Crown Point Community Library

So Much to See: Postcards Show Us the World

 

2019 marks the 150th anniversary of the postcard.  What started as a quicker, cheaper alternative to letters, has turned into a collector’s and tourist’s passion.  Once a way of corresponding, it is now a way of remembering a vacation spot, a historic place or building, or even a reflection on years past of a favorite town or event.

The first postcard was created in Austria in 1869.  It was called “Corresondez – Katre.”  The following year, the United Kingdom’s Royal Mail introduced its postcard with an image of Queen Victoria as its stamp.  Throughout the 1870s, more countries began to issue postcards with stamps, including France, Canada, Russia, Germany, Chile, and Japan, to name a few.

In 1893, the United States allowed postcard mailings, first by government issued, plain cards with pre-printed 1₵ stamps.  In 1898, they allowed private printer postcards with a photo or image on one side and the other side was to remain blank (only the publisher information could be printed in small type along the bottom of the card).  Only the address could be written on the blank side, all correspondence had to be written on the photo/design side.  Two years later, in 1901, private citizens were allowed to take photographs and print them as postcards.  This was the era of undivided backs.

The “Golden Age of Postcards” is considered the time period of 1907-1915, with the introduction of the vertical line divided back of the postcard in 1907.  This allowed senders to write everything on the blank side, with address to the right and message to the left of the vertical line.  Most were produced with a white border around the picture at this time, but some were printed as “bleeds,” where the image extended to the edge of the card.  They were mostly a heavier paper until the introduction of production included cotton, wood pulp, and linen to create a textured card, called “linens.”  It wasn’t until the mid-1940s that shiny images or photochrome cards (called chromes to collectors) were introduced and grew in popularity.  The “disaster postcard” grew in popularity in the 1920s and 1930s.  Starting in the 1920s through the 1940s, postcards were often issued as de facto advertisements for motels, restaurants, and other businesses for travelers.  Mid-century, the variation in sizes required some regulation by the postal service.  It was determined that the largest postcard size allowed to use just 1 standard postcard stamp would need to be 4×6, many older postcards were 3.5×5.  If the postcard was larger in size, or had 3D effects, additional postage was required.

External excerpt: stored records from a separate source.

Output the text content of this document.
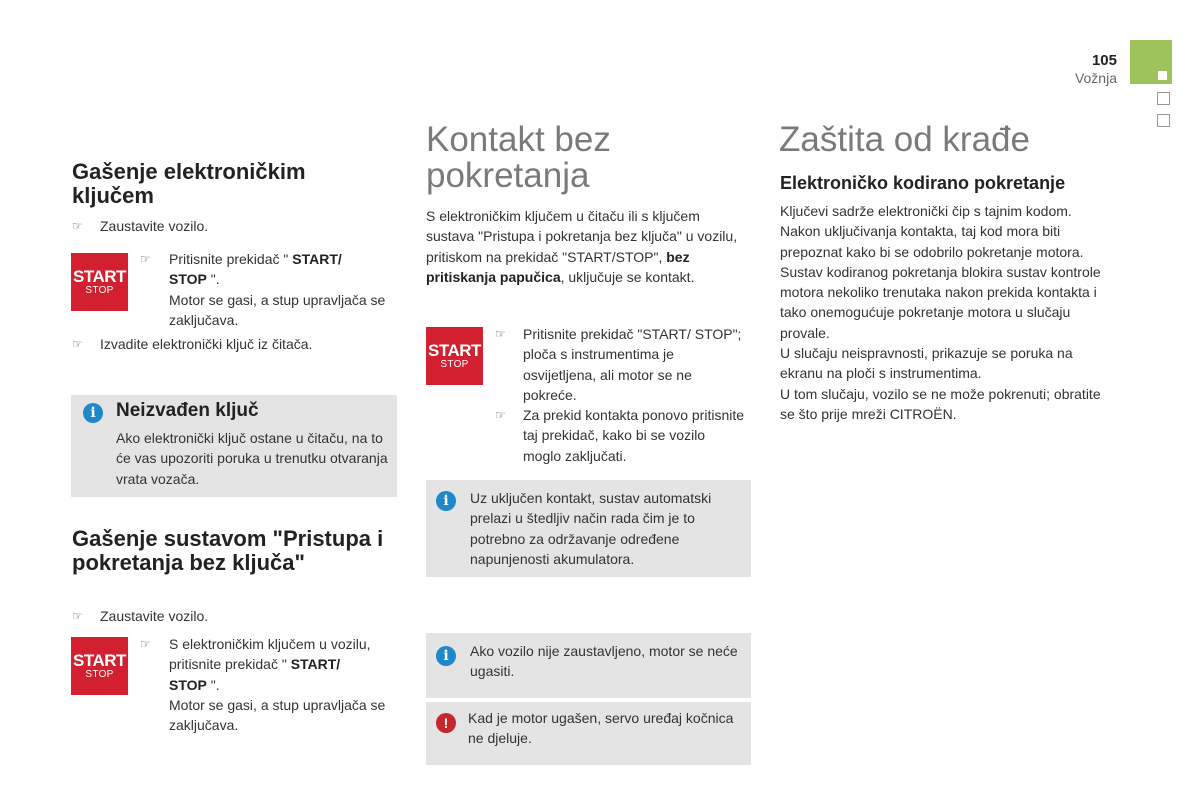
105
Vožnja
Gašenje elektroničkim ključem
☞	Zaustavite vozilo.
START
STOP
☞	Pritisnite prekidač " START/
STOP ".
Motor se gasi, a stup upravljača se zaključava.
☞	Izvadite elektronički ključ iz čitača.
i	Neizvađen ključ
Ako elektronički ključ ostane u čitaču, na to će vas upozoriti poruka u trenutku otvaranja vrata vozača.
Gašenje sustavom "Pristupa i pokretanja bez ključa"
☞	Zaustavite vozilo.
START
STOP
☞	S elektroničkim ključem u vozilu, pritisnite prekidač " START/
STOP ".
Motor se gasi, a stup upravljača se zaključava.
Kontakt bez pokretanja
S elektroničkim ključem u čitaču ili s ključem sustava "Pristupa i pokretanja bez ključa" u vozilu, pritiskom na prekidač "START/STOP", bez pritiskanja papučica, uključuje se kontakt.
START
STOP
☞	Pritisnite prekidač "START/ STOP"; ploča s instrumentima je osvijetljena, ali motor se ne pokreće.
☞	Za prekid kontakta ponovo pritisnite taj prekidač, kako bi se vozilo moglo zaključati.
i	Uz uključen kontakt, sustav automatski prelazi u štedljiv način rada čim je to potrebno za održavanje određene napunjenosti akumulatora.
i	Ako vozilo nije zaustavljeno, motor se neće ugasiti.
!	Kad je motor ugašen, servo uređaj kočnica ne djeluje.
Zaštita od krađe
Elektroničko kodirano pokretanje
Ključevi sadrže elektronički čip s tajnim kodom. Nakon uključivanja kontakta, taj kod mora biti prepoznat kako bi se odobrilo pokretanje motora.
Sustav kodiranog pokretanja blokira sustav kontrole motora nekoliko trenutaka nakon prekida kontakta i tako onemogućuje pokretanje motora u slučaju provale.
U slučaju neispravnosti, prikazuje se poruka na ekranu na ploči s instrumentima.
U tom slučaju, vozilo se ne može pokrenuti; obratite se što prije mreži CITROËN.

The act/art of collecting postcards is called deltiology.  It ranks third behind coin and stamp collecting worldwide.  Deltiologists collect for various reasons – many specialize in type, region, historical era, or by artist, publisher, symbolism, or even the message on the back.  Often publishers did not allow artists to sign their work, so collectors analyze the style in order to determine the creator.  Although a good gauge for dating a postcard, the postmark cannot always be considered reliable since the card may have been produced years prior to being mailed.  The first collectors clubs were formed post-World War II, with the first recognized organization being the Metropolitan Post Card Collectors Club in New York City, which formed in 1946.  National Postcard Week is the first full week in May and was first declared as such in 1984, by both the United States and the United Kingdom.

Local photographers would take pictures and publish as postcards what tourists would be interested in “taking home as a souvenir” if they could.  In Indiana, such postcards would include images of lakes and resorts, street scenes, landmarks, and finer homes and roadways.